The difference, he says, between this and previous recessions is the integration of high finance into “ordinary life”, which makes the impact of the financial dysfunction far greater.
“The impact of September 15th was being felt by the end of that week in the local pub and, on the high street, I’d bet that spending started to fall almost immediately. At the micro level it was true that people found it more difficult to get a mortgage,” he says.
“Money and finance are great transmitters of sentiment in a way that economics is not. If I think, tomorrow I won’t get any more on my credit card, I will stop spending immediately.”
The book progresses from “Meltdown Monday” through the major landmarks of the crisis: the AIG bailout, HBOS, the failed TARP vote in Congress and everything in between,
The global nature of the events revealed the local interests of the media he says: “While I was covering Bradford & Bingley, European journalists were covering Fortis. Fortis didn’t even get mentioned in London on the television news and you had to dig deep into the papers on that second Monday to even find any reference to it, but it raises issues about the transnational nature of banking and the role of the European regulator.”

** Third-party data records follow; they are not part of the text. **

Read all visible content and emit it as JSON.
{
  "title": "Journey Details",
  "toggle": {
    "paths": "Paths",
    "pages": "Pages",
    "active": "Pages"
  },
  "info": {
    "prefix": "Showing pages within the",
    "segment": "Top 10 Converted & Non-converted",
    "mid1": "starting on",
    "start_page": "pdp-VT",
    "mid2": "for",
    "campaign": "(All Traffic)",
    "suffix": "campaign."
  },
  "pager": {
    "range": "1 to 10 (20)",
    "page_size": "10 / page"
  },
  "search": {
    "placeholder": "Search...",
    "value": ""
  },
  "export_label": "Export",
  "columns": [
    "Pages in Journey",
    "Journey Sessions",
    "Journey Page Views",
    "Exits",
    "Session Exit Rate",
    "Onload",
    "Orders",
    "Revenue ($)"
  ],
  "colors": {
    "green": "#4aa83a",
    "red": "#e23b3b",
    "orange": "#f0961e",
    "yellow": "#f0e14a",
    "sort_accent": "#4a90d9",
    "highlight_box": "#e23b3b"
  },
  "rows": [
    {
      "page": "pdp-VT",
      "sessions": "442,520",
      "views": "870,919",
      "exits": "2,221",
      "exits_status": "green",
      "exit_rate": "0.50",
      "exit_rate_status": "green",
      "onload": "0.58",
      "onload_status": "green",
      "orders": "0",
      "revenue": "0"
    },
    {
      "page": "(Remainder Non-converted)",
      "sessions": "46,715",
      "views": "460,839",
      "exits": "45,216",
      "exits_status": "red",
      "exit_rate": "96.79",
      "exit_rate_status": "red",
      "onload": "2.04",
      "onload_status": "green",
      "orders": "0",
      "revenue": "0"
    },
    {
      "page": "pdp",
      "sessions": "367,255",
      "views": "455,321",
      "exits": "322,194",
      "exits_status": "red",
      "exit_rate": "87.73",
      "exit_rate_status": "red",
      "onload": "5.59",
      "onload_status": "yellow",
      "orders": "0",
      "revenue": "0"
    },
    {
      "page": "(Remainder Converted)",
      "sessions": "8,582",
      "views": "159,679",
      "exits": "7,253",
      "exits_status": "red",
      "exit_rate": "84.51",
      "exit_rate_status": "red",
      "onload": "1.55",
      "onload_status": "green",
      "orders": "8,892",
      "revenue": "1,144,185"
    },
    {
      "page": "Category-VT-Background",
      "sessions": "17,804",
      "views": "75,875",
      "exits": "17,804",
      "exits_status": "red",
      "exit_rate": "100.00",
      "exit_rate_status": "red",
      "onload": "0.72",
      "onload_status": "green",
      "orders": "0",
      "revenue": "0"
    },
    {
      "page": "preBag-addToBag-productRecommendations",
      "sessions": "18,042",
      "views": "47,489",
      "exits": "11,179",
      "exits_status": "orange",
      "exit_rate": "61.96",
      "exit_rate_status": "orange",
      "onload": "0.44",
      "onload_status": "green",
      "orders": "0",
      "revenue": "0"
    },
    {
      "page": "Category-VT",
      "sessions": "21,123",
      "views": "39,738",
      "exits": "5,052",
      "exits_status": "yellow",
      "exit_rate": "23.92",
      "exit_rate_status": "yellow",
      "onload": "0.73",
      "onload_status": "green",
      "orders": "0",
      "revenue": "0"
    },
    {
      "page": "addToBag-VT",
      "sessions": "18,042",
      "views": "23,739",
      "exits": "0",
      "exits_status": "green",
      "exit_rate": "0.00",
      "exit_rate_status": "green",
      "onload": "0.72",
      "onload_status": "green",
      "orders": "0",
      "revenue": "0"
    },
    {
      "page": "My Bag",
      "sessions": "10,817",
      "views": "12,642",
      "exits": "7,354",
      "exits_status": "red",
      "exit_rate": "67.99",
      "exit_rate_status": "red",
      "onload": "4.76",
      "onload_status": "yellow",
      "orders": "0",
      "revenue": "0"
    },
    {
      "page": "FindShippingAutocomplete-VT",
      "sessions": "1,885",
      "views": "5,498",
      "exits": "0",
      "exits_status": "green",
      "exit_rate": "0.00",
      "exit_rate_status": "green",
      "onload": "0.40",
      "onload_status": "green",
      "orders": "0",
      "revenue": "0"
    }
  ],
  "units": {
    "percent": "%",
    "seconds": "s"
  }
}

History, he says, will judge harshly the slowness of the reaction of policy makers. “I was talking to policy makers and their advisers and they didn’t know what quantitative easing was,” he says.
“Three days after it started, I was talking to people in finance who were telling me they [the governments] had to nationalise the banks, write off the debts and print money like we’ve never seen. They told me, ‘it’s called quantitative easing and if I were you I would look it up’. So, being an obedient journalist, that’s what I did.”
He was struck by the “level of cognitive dissonance” at all levels of government, who knew no other solution than that offered by the free market, and he is equally scornful of the Third Way. “The great un-admitted truth about this crisis is that it proves that the Third Way doesn’t work. None of these governments, except those in eastern Europe, were rip roaring free-market capitalists. They had all accepted that limits needed to be put on the free market. But the form that those limits took meant that social objectives were imposed everywhere except finance. Finance was left alone. This was because they don’t understand it and not many politicians come from that world.
“Their approach was: ‘We don’t care what you talk about on your yachts in the Caribbean, but just keep providing the tax dollars.’ That was the deal and that has collapsed.”
Why did they not nationalise immediately? “Because they didn’t want to admit that the game was over.” The game, in this context, is the free market ideology of neo-liberalism.
The second half of the book slows the pace and attempts to analyse what has happened. By Mason’s own admission, the speed at which the book has come to market makes this job difficult. His main thrust is that the crisis signals the end of the era of neo-liberalism, the free-market dogma that has defined the last 20 years.
Neo-liberalism, he says, has brought five negative impacts: inequality in the developed world, the rise of personal debt in Anglo-Saxon economies, redistribution of profits from non-financial to financial sectors, growing personal and financial insecurity and what he calls the ‘relentless commoditisation of aspects of human life’.
Put more succinctly, he paints a bleak picture. “Borrow big time, negotiate your own salary, duck and dive, migrate if you have to. . . but lock your door at night. And let your hair down. They can treat you like shit at work, but they can’t tell you who to sleep with, or what time the pubs close any more.”